The goal of the course is to provide a rigorous foundation for future research/studies in quantum computing and quantum information, and along the way provide students with an understanding of the state of the field, and where it’s headed.

No background in quantum physics is required. However, having familiarity and comfort with abstract linear algebra is a must.

## Problem Sets

All problem sets can be found at this Overleaf link. Problem Set $n$ is in the file “ps$n$.tex”. You can also use the tex file as your LaTeX template for your solutions.

- Problem Set 0 -
*due January 19, 11:59pm EST* - Problem Set 1 -
*due January 31, 11:59pm EST* - Problem Set 2 -
*due*~~February 14~~February 16, 11:59pm EST - Problem Set 3 -
*due March 14, 11:59pm EST* - Problem Set 4 -
*due March 28, 11:59pm EST* - Problem Set 5 -
*due April 11, 11:59pm EST*

## Worksheets

These worksheets are meant to help you get practice with Dirac notation and basic linear algebraic manipulations used in the class. These are not collected nor graded. The TAs are more than happy to help you with them in Office Hours.

## Schedule

- Week 1
- January 11. Overview of the quantum computing and quantum information; class administrivia, and basic postulates of quantum information. [Slides] [Video]
- January 13. Classical versus quantum bits. How to safely test a bomb (with high probability). Composite quantum systems. No-cloning. [Slides] [Video]
- Supplementary reading: Nielsen and Chuang, Sections 2.1 and 2.2.

- Week 2
- January 20. Outer products in Dirac notation. Quantum teleportation protocol. [Whiteboard] [Video]
- Supplementary reading: Nielsen and Chuang, Sections 2.1.4 and Section 1.3.7. See also these lecture notes.

- Week 3
- January 25. Measurement in other bases. Projective measurements. Heisenberg's Uncertainty Principle. [Whiteboard] [Video]
- January 27. Entanglement and quantum correlations. The EPR Paradox and Bell's Theorem. CHSH game. [Whiteboard] [Video]
- Supplementary reading: Nielsen and Chuang, Sections 2.2.5, and lecture notes.

- Week 4
- February 1. Holevo's theorem. Superdense coding. Introduction to the quantum circuit model. [Whiteboard] [Video]
- February 3. Universal gate sets. Solovay-Kitaev theorem. Implementing classical computation in quantum circuits. Deutsch-Josza algorithm. [Whiteboard] [Video]
- Supplementary reading: Nielsen and Chuang Sections 1.4.4 and 4.5. See also these lecture notes.

- Week 5
- February 8. Review Deutsch's Algorithm.
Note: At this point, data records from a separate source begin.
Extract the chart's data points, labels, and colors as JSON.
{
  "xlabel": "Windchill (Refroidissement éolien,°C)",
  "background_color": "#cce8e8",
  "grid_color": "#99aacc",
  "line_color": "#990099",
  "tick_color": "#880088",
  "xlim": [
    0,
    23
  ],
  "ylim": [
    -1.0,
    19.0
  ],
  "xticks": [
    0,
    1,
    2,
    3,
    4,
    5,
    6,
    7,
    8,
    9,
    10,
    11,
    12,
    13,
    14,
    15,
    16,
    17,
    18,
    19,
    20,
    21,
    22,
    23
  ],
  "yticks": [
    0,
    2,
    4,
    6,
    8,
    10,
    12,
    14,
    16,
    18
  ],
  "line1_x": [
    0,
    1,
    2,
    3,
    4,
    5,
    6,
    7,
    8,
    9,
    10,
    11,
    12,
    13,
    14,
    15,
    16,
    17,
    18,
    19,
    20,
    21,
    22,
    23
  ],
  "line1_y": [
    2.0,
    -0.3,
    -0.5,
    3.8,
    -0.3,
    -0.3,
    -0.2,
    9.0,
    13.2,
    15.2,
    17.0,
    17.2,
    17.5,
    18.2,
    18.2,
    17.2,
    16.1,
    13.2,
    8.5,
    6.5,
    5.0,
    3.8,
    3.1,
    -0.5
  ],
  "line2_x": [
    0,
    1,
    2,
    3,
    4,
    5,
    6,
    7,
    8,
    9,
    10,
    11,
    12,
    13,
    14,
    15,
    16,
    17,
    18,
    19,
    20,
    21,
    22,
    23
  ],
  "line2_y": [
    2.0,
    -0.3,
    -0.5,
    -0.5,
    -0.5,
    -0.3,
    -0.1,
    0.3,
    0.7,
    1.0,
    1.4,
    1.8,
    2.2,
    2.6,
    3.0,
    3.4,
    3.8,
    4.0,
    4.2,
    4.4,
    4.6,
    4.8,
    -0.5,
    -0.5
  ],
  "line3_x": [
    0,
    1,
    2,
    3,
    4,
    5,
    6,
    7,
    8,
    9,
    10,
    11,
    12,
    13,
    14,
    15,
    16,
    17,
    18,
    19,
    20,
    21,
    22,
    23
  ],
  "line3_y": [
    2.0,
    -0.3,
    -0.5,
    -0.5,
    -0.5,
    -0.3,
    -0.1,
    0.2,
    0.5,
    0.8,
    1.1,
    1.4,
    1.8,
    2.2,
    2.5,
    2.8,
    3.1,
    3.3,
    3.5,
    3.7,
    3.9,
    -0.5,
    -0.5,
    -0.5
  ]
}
Simon's Algorithm. [Whiteboard] [Video]
- February 10. Quantum Fourier Transform, and Phase Estimation. [Whiteboard] [Video]
- Supplementary reading: notes

- Week 6
- February 15. Phase Estimation Algorithm. RSA, Factoring, and Order Finding. [Whiteboard] [Video]
- February 17. Quantum algorithm for order finding. Post-quantum cryptography. [Whiteboard] [Video]
- Supplementary reading: Sections 5.3 of Nielsen and Chuang. Continued fractions on Wikipedia.

- Week 7
- February 22. Grover Search algorithm. [Lecture notes] [Video]
- February 24. Quantum counting and Amplitude Amplification. [Whiteboard] [Video]
- Supplementary reading: Section 6 of Nielsen and Chuang.